Findings indicate dual and contrasting pathways from relational wellbeing to individual resilience through family and community protective factors. Positive assessments of relational wellbeing (participation, perceived security/competition, material satisfaction, satisfaction with public facilities, self-concept) are associated with stronger family protective factors, which in turn bolster individual resilience. This aligns with theories that caring relationships, high expectations, and opportunities within families meet psychological needs (belonging, competence, autonomy) and support adaptive functioning. Conversely, community protective factors exhibited an unexpected negative mediation to resilience, except in the religiosity pathway. The authors posit several explanations: (1) Protective functions may be domain-specific—family support may better foster problem-solving and emotional regulation than generalized community support, while involuntary or instrumental participation may not benefit mental health. (2) Potential confounding by collective efficacy; without fostering a sense of collective agency, community support might not translate into proactive resilience and could engender a false sense of security. (3) Non-empowering or dependency-oriented help may inadvertently undermine competence and agency, counteracting resilience. Religiosity appears to positively relate to resilience but may also encourage reliance on spiritual coping (e.g., surrendering to God), potentially reducing engagement with community structures for collective action in this context. Overall, the results suggest that strengthening family-based protective processes is a more consistent pathway to enhancing individual resilience, while community supports must be designed to be empowering and efficacy-enhancing to avoid negative or suppressor-like effects.

Conclusion

The study advances understanding of how relational wellbeing relates to individual resilience among slum dwellers through two protective pathways. It shows that family protective factors largely and positively mediate these relations, whereas community protective factors often exert inverted mediation, except in the religiosity pathway. These insights nuance resilience-building strategies by emphasizing family-oriented interventions and rethinking community support to avoid dependency and to build efficacy and agency. Practically, policies should foster caring, high-expectation, participatory family environments and community programs that empower residents with skills, knowledge, and collective efficacy for hazard mitigation and daily challenges.

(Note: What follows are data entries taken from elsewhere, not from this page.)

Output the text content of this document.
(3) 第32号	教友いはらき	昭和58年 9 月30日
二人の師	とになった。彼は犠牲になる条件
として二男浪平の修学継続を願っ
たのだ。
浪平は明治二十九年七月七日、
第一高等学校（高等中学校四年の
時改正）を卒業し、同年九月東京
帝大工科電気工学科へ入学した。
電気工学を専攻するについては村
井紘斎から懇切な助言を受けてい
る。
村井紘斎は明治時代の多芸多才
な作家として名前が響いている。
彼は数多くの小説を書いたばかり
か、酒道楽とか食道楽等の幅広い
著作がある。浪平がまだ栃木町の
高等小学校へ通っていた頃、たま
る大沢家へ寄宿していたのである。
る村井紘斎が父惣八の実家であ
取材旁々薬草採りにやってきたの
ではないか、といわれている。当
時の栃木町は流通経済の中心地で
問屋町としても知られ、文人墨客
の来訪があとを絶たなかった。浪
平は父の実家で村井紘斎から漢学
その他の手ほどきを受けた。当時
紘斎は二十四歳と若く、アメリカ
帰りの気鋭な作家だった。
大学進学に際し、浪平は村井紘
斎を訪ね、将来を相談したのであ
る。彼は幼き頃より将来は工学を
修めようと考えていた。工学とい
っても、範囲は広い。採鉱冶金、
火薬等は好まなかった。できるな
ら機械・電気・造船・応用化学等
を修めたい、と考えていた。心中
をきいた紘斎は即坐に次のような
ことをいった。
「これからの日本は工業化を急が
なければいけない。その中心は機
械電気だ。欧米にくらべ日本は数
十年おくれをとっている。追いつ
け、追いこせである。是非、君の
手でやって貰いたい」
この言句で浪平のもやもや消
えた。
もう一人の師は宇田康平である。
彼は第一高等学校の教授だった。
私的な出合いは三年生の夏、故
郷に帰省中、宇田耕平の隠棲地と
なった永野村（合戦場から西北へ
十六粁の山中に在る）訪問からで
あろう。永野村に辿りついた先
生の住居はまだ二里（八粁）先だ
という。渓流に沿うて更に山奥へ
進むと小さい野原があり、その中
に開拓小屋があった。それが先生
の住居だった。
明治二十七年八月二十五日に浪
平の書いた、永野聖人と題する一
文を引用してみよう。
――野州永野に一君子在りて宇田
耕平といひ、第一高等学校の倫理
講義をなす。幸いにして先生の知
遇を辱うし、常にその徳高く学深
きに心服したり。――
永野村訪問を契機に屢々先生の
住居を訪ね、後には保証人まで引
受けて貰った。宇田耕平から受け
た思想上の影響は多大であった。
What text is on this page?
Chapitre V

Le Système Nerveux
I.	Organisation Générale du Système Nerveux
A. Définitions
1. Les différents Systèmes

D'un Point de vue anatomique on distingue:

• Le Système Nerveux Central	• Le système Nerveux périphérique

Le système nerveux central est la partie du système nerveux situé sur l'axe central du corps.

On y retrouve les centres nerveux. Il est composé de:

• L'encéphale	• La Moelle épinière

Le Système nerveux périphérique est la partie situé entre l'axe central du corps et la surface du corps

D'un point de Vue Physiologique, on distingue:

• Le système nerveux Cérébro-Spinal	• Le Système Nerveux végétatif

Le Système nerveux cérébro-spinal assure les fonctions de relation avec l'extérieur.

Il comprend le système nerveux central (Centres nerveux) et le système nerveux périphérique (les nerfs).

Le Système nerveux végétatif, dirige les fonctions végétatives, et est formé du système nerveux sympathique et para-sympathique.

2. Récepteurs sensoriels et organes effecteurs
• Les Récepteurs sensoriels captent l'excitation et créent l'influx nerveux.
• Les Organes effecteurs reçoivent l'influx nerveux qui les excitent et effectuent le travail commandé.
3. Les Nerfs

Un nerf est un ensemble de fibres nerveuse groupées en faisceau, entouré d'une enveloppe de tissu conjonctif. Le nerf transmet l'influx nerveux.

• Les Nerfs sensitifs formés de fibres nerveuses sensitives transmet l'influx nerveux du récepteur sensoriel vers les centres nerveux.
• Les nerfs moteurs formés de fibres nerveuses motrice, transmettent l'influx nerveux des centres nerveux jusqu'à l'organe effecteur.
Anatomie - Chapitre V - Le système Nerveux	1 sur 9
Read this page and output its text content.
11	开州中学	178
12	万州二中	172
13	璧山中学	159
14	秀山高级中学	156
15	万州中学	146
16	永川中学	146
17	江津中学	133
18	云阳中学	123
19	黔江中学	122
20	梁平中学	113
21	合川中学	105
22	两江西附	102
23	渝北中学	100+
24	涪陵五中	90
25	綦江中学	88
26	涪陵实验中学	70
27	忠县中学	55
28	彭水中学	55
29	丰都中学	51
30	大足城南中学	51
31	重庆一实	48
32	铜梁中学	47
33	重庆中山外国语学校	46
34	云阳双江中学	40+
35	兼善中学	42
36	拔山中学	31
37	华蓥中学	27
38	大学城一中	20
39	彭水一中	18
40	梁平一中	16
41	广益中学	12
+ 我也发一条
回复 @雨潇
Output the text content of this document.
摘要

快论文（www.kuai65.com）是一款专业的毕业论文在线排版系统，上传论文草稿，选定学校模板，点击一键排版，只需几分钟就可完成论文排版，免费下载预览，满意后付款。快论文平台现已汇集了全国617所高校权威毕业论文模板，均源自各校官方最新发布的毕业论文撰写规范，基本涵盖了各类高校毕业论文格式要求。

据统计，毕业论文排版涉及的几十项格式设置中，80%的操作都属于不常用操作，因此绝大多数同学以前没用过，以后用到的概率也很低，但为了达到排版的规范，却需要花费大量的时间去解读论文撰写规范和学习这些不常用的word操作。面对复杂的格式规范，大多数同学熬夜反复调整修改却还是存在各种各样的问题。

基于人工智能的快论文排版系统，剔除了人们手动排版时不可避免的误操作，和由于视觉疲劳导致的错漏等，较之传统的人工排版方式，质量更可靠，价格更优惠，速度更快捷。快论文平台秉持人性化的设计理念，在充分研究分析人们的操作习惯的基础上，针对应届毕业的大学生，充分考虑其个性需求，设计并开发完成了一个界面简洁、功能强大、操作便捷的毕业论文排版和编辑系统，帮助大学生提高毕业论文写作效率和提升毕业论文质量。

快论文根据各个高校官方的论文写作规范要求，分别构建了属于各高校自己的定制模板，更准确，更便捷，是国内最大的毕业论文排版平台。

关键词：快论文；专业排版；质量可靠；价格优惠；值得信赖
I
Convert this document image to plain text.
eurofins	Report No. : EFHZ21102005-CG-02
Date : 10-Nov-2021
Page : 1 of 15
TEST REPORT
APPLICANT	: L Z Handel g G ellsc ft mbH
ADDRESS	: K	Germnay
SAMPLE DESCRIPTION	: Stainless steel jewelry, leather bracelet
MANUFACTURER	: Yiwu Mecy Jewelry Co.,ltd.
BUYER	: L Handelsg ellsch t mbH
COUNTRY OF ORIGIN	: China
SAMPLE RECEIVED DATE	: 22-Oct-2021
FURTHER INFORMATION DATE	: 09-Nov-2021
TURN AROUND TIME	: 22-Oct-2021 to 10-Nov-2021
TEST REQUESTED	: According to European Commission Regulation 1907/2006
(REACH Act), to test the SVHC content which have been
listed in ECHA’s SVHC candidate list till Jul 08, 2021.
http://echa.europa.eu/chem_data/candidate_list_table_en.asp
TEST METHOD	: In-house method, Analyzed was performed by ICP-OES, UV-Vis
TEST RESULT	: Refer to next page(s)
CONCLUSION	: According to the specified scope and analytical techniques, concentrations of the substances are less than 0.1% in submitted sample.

Future research should test additional mediators (e.g., collective efficacy), examine different types and voluntariness of community participation, and assess dynamics across normal and hazard periods.

Limitations
  • Urban-only sample from three Indonesian cities; generalizability to rural contexts is limited.
  • Community activities were not specified, precluding comparisons between types of participation and their links to resilience.
  • Many significant coefficients were small (approx. -0.02 to 0.39), indicating modest practical significance; other unmeasured mediators may be stronger.
  • Cross-sectional design limits causal inference and cannot capture shifts between normal times and flooding periods; longitudinal or event-based data during flood episodes are needed.
  • Potential confounding variables (e.g., collective efficacy) not directly measured may influence the observed negative community mediation effects.